—Laissez-le, maître, laissez-le, dit-il,—et subitement sur ses traits durs s'estompa une expression bonne, tendre et protectrice.—Dieu est miséricordieux. Nous nous arrangerons. Si vous y tenez vraiment, je m'arrangerai de façon que les chevaux ne manquent pas de foin...
Il savait que pour cela, il faudrait prendre sur son argent personnel, qu'il envoyait à sa vieille mère malade.
—Il s'agit bien du foin! cria Léonard.
Et épuisé, il s'affala sur une chaise.
Ses yeux clignèrent, se rapetissèrent, comme sous l'action d'un froid vif.
—Écoute, Marco.
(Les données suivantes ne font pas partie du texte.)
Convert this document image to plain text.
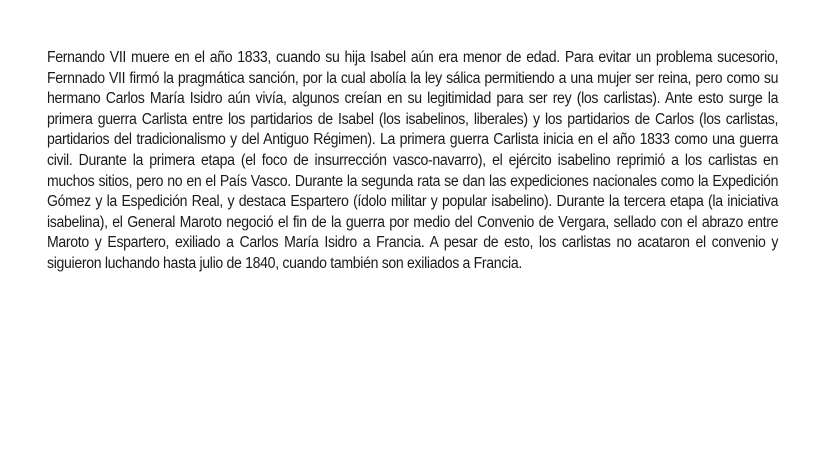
Fernando VII muere en el año 1833, cuando su hija Isabel aún era menor de edad. Para evitar un problema sucesorio, Fernnado VII firmó la pragmática sanción, por la cual abolía la ley sálica permitiendo a una mujer ser reina, pero como su hermano Carlos María Isidro aún vivía, algunos creían en su legitimidad para ser rey (los carlistas). Ante esto surge la primera guerra Carlista entre los partidarios de Isabel (los isabelinos, liberales) y los partidarios de Carlos (los carlistas, partidarios del tradicionalismo y del Antiguo Régimen). La primera guerra Carlista inicia en el año 1833 como una guerra civil. Durante la primera etapa (el foco de insurrección vasco-navarro), el ejército isabelino reprimió a los carlistas en muchos sitios, pero no en el País Vasco. Durante la segunda rata se dan las expediciones nacionales como la Expedición Gómez y la Espedición Real, y destaca Espartero (ídolo militar y popular isabelino). Durante la tercera etapa (la iniciativa isabelina), el General Maroto negoció el fin de la guerra por medio del Convenio de Vergara, sellado con el abrazo entre Maroto y Espartero, exiliado a Carlos María Isidro a Francia. A pesar de esto, los carlistas no acataron el convenio y siguieron luchando hasta julio de 1840, cuando también son exiliados a Francia.
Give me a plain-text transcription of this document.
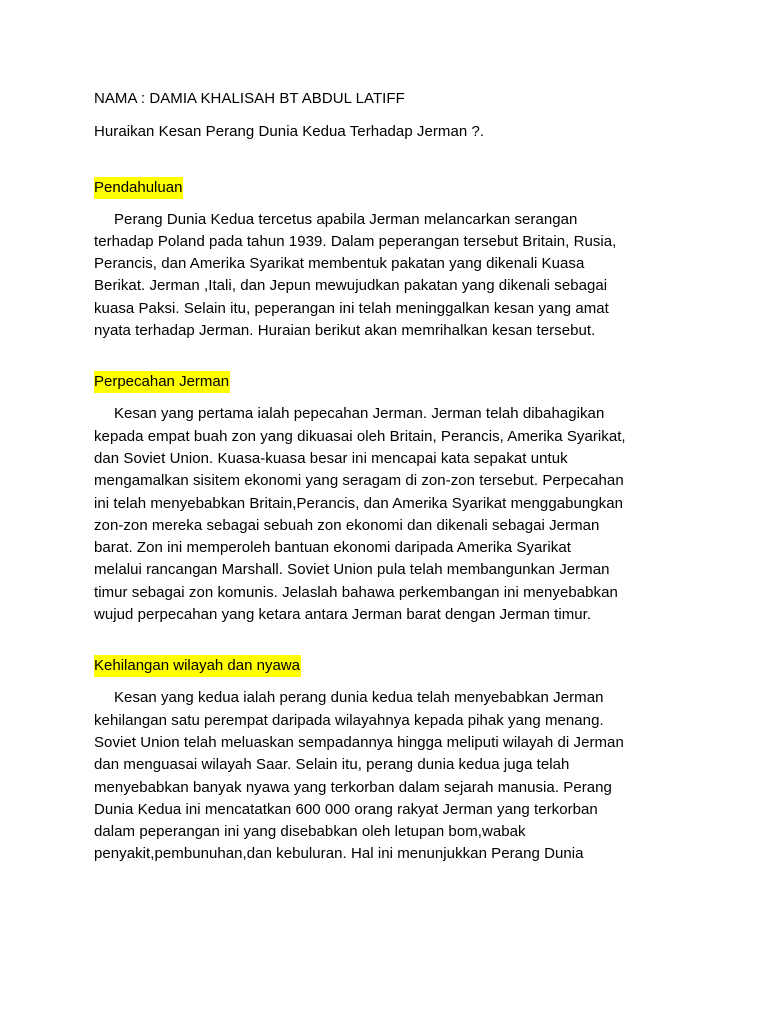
NAMA : DAMIA KHALISAH BT ABDUL LATIFF
Huraikan Kesan Perang Dunia Kedua Terhadap Jerman ?.
Pendahuluan
Perang Dunia Kedua tercetus apabila Jerman melancarkan serangan
terhadap Poland pada tahun 1939. Dalam peperangan tersebut Britain, Rusia,
Perancis, dan Amerika Syarikat membentuk pakatan yang dikenali Kuasa
Berikat. Jerman ,Itali, dan Jepun mewujudkan pakatan yang dikenali sebagai
kuasa Paksi. Selain itu, peperangan ini telah meninggalkan kesan yang amat
nyata terhadap Jerman. Huraian berikut akan memrihalkan kesan tersebut.
Perpecahan Jerman
Kesan yang pertama ialah pepecahan Jerman. Jerman telah dibahagikan
kepada empat buah zon yang dikuasai oleh Britain, Perancis, Amerika Syarikat,
dan Soviet Union. Kuasa-kuasa besar ini mencapai kata sepakat untuk
mengamalkan sisitem ekonomi yang seragam di zon-zon tersebut. Perpecahan
ini telah menyebabkan Britain,Perancis, dan Amerika Syarikat menggabungkan
zon-zon mereka sebagai sebuah zon ekonomi dan dikenali sebagai Jerman
barat. Zon ini memperoleh bantuan ekonomi daripada Amerika Syarikat
melalui rancangan Marshall. Soviet Union pula telah membangunkan Jerman
timur sebagai zon komunis. Jelaslah bahawa perkembangan ini menyebabkan
wujud perpecahan yang ketara antara Jerman barat dengan Jerman timur.
Kehilangan wilayah dan nyawa
Kesan yang kedua ialah perang dunia kedua telah menyebabkan Jerman
kehilangan satu perempat daripada wilayahnya kepada pihak yang menang.
Soviet Union telah meluaskan sempadannya hingga meliputi wilayah di Jerman
dan menguasai wilayah Saar. Selain itu, perang dunia kedua juga telah
menyebabkan banyak nyawa yang terkorban dalam sejarah manusia. Perang
Dunia Kedua ini mencatatkan 600 000 orang rakyat Jerman yang terkorban
dalam peperangan ini yang disebabkan oleh letupan bom,wabak
penyakit,pembunuhan,dan kebuluran. Hal ini menunjukkan Perang Dunia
Je ne t'ai pas encore parlé de cela. Le mois prochain, il m'est nécessaire d'avoir quatre-vingts ducats, parce que... parce que j'ai emprunté... Oui, ne me regarde pas ainsi...
—A qui?
—A Arnoldo.
Marco battit désespérément des bras. Son toupet roux frémit.
—A Arnoldo! Je vous félicite! Savez-vous que c'est un démon pire que n'importe quel juif ou maure. Il ne craint pas la croix. Ah! maître, maître, qu'avez-vous fait? Et pourquoi ne m'avez-vous rien dit?